Statistics and reproducibility

All experiments were performed with a minimum of three biological replicates unless stated otherwise. Statistical analyses were conducted using R (v4.0.3) and GraphPad Prism (v10.3.0). For comparisons between two groups, unpaired two-tailed t-tests were applied, assuming equal variance unless otherwise noted.

Error bars in figures represent the standard deviation (SD) across replicates unless otherwise specified. For sequencing-based experiments, all datasets were processed using standardised pipelines described in the “Methods” section, and batch effects were controlled using Seurat’s integration workflow. The identification of highly variable genes and dimensional reduction (e.g., PCA, UMAP) was consistent across all single-cell experiments, ensuring reproducibility.

Simulated datasets used for evaluating UMI and barcode recovery rates were generated with predefined error rates (PCR and sequencing error rates of 10^-5 to 10^-1). Logistic regression models were used to fit the proportion of recovered reads (P and Q values) under varying error conditions, and confidence intervals for regression fits were computed to assess the robustness of the anchor-based UMI identification strategy.

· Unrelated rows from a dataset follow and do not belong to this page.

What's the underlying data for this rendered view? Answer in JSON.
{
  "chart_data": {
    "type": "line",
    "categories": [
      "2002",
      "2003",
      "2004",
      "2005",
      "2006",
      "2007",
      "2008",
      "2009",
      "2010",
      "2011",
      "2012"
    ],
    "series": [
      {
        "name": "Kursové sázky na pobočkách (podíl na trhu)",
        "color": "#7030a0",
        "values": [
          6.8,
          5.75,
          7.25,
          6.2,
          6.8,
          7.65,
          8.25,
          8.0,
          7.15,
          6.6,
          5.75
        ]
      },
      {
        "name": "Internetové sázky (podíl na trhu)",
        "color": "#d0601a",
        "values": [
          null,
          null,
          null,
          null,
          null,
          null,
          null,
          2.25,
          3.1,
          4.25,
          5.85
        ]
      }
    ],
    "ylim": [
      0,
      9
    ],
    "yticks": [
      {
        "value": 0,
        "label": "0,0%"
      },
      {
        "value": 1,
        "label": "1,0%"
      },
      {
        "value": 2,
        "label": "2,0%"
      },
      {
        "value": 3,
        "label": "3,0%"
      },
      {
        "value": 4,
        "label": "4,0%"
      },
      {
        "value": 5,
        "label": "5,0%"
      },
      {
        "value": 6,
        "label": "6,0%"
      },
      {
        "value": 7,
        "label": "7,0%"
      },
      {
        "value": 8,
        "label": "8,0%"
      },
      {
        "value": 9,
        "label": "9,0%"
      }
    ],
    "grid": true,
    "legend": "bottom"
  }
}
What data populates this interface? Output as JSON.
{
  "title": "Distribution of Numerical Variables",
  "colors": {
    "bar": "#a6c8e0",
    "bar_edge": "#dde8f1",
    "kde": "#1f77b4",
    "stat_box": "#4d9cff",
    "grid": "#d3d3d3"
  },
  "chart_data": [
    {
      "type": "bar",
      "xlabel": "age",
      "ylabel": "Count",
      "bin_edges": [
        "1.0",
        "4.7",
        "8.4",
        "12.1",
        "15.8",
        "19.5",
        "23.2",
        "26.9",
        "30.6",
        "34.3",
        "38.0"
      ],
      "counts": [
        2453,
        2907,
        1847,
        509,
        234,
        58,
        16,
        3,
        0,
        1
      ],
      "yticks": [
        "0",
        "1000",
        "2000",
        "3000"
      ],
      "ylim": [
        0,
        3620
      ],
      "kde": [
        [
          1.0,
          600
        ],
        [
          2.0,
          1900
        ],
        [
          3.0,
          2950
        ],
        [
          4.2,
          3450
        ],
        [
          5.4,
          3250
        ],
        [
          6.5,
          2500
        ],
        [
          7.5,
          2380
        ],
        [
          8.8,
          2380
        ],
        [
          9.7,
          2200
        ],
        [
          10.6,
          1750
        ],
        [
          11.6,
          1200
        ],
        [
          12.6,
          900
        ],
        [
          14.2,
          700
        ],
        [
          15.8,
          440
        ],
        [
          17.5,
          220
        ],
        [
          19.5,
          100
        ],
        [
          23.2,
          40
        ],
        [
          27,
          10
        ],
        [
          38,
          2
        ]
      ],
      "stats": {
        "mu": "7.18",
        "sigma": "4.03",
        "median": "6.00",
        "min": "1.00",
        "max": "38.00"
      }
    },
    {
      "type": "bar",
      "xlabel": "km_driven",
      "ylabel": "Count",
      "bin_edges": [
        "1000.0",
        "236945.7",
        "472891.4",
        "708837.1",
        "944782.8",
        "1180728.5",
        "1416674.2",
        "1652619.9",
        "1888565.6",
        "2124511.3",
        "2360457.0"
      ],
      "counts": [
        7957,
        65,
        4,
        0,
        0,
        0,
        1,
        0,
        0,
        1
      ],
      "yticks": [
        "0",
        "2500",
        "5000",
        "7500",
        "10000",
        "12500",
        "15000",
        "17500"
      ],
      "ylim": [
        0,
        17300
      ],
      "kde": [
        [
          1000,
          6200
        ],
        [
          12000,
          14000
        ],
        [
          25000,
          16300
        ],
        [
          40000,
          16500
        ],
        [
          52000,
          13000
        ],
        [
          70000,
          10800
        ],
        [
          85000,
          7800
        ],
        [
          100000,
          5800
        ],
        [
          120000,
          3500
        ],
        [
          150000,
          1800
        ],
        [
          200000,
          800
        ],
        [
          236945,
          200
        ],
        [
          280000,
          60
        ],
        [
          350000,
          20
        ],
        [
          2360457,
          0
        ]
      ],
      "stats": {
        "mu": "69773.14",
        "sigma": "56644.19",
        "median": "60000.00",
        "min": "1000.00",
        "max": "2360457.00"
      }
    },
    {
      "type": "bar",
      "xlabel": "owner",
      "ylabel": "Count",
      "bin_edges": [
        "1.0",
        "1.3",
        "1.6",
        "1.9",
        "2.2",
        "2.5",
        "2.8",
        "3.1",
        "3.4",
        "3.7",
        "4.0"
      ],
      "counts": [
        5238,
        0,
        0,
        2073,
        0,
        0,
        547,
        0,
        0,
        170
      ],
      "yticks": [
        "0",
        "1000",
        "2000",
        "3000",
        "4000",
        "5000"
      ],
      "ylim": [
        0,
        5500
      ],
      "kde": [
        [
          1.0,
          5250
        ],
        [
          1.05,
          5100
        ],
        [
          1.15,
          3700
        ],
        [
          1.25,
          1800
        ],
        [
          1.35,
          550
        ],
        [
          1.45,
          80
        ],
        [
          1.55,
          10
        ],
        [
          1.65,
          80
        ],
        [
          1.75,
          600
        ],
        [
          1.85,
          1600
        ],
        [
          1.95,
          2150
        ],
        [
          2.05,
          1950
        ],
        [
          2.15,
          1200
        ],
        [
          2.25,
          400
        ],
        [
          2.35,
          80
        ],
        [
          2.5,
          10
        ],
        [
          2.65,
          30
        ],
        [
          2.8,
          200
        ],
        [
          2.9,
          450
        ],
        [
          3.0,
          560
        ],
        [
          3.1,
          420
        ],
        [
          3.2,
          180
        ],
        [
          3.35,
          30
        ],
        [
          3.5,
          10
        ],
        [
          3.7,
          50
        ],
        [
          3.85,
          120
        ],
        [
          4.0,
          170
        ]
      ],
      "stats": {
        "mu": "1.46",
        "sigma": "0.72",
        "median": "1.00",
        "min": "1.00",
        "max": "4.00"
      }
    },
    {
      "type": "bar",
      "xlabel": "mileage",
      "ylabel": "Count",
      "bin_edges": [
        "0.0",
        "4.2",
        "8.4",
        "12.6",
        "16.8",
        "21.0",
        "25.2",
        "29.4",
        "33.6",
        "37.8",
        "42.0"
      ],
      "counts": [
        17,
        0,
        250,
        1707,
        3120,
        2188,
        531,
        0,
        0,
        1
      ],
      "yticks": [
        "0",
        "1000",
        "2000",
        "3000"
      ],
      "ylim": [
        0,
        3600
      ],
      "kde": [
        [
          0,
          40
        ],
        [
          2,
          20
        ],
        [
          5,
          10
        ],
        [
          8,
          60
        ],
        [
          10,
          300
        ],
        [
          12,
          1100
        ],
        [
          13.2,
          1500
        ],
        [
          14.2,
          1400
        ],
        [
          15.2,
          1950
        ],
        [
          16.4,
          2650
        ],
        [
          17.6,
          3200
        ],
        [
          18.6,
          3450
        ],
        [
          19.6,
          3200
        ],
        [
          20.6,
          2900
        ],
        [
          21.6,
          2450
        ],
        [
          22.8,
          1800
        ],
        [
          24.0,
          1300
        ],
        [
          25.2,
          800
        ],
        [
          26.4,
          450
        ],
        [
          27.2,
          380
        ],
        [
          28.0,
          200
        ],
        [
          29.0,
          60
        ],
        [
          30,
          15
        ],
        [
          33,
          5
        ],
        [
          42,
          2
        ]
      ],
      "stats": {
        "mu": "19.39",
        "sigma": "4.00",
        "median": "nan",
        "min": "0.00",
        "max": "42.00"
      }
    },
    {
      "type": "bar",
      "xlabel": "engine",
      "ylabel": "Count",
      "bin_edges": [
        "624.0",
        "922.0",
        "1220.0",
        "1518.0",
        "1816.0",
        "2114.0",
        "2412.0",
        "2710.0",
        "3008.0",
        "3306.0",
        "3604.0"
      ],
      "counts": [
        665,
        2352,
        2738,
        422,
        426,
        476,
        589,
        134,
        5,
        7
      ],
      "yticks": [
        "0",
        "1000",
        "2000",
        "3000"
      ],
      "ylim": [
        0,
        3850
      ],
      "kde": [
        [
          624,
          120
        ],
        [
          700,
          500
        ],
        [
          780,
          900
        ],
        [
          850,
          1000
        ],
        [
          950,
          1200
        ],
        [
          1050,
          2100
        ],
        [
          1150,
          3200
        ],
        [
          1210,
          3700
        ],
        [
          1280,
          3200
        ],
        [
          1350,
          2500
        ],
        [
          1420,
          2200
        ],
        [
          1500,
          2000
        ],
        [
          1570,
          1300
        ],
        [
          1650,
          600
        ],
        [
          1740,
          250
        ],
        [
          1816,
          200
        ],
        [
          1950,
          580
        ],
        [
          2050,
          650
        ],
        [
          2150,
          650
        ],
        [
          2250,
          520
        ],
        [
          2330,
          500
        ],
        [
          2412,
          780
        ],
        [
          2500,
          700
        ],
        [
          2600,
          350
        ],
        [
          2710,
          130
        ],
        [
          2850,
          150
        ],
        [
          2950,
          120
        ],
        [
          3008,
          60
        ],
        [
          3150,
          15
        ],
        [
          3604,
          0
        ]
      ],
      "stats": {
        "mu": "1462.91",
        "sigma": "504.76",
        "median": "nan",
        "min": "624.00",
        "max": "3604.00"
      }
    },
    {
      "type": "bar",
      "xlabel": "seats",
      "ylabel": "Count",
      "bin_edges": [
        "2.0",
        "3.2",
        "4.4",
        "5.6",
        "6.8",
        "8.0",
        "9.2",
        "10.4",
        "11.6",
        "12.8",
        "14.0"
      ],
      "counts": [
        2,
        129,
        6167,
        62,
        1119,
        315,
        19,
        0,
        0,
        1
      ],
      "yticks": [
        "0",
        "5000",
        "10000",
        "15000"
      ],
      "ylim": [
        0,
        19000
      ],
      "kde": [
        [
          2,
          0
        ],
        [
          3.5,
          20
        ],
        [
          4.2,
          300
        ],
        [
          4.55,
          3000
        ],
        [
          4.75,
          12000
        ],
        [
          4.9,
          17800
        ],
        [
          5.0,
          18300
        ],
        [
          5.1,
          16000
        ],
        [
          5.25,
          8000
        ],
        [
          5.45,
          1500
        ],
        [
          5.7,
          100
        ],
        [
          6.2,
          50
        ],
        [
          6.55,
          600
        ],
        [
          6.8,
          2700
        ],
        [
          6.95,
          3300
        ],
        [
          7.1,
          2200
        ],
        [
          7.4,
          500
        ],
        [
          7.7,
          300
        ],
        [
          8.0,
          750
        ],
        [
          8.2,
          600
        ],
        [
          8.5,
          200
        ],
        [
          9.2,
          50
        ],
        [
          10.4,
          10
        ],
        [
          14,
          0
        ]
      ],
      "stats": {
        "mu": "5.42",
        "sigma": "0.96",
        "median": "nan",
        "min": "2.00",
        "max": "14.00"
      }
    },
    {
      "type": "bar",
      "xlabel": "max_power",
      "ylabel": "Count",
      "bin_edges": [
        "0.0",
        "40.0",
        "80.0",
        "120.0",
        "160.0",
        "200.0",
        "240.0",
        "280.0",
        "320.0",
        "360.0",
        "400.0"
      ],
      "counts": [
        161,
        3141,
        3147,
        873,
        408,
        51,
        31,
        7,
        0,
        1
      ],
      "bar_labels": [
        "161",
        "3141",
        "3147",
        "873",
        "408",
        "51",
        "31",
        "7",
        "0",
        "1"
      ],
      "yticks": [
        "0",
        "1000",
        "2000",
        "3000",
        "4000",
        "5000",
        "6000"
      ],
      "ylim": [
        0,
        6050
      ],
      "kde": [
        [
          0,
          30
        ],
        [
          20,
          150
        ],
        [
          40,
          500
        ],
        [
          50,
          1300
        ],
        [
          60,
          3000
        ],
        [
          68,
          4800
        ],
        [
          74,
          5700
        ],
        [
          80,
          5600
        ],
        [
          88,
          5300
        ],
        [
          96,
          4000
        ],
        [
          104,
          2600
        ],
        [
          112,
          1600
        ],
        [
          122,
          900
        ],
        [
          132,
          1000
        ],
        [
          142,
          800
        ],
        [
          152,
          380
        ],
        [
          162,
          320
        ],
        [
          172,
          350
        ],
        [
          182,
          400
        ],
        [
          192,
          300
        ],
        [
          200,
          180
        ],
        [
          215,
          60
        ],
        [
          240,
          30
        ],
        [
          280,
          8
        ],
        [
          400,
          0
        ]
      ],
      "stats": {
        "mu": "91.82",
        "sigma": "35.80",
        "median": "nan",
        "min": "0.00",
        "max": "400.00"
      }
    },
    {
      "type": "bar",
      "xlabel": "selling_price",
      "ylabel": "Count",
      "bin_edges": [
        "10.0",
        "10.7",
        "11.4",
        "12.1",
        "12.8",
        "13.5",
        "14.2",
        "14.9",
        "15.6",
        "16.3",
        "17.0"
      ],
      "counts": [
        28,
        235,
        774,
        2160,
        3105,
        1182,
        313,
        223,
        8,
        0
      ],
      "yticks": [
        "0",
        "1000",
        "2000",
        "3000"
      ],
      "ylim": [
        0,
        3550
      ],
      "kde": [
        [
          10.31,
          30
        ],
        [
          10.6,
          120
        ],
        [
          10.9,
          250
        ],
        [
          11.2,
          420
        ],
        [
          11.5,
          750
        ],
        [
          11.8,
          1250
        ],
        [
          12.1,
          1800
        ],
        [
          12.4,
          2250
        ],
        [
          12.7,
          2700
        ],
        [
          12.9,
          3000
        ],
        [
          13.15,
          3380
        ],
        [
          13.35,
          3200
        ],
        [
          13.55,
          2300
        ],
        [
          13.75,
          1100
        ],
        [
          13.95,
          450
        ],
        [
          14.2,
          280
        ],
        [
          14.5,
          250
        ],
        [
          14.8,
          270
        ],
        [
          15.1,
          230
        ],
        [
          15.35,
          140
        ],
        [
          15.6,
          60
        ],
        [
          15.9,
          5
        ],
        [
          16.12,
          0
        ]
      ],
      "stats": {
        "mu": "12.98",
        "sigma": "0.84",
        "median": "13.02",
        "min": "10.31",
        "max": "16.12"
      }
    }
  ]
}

For species-mixing experiments, the ratio of human-to-mouse cells was confirmed by barnyard plots derived from mapped reads. Differential expression analyses were performed using the Wilcoxon rank-sum test in Seurat. UMI and feature counts were validated across both short- and long-read sequencing datasets to ensure consistency.

All code used in this study is openly available on GitHub (https://github.com/cribbslab/TallyTriN), and raw sequencing data has been deposited in the GEO repository under accession number GSE263458. All experimental and computational procedures adhere to the guidelines set forth for reproducibility in single-cell RNA-sequencing studies.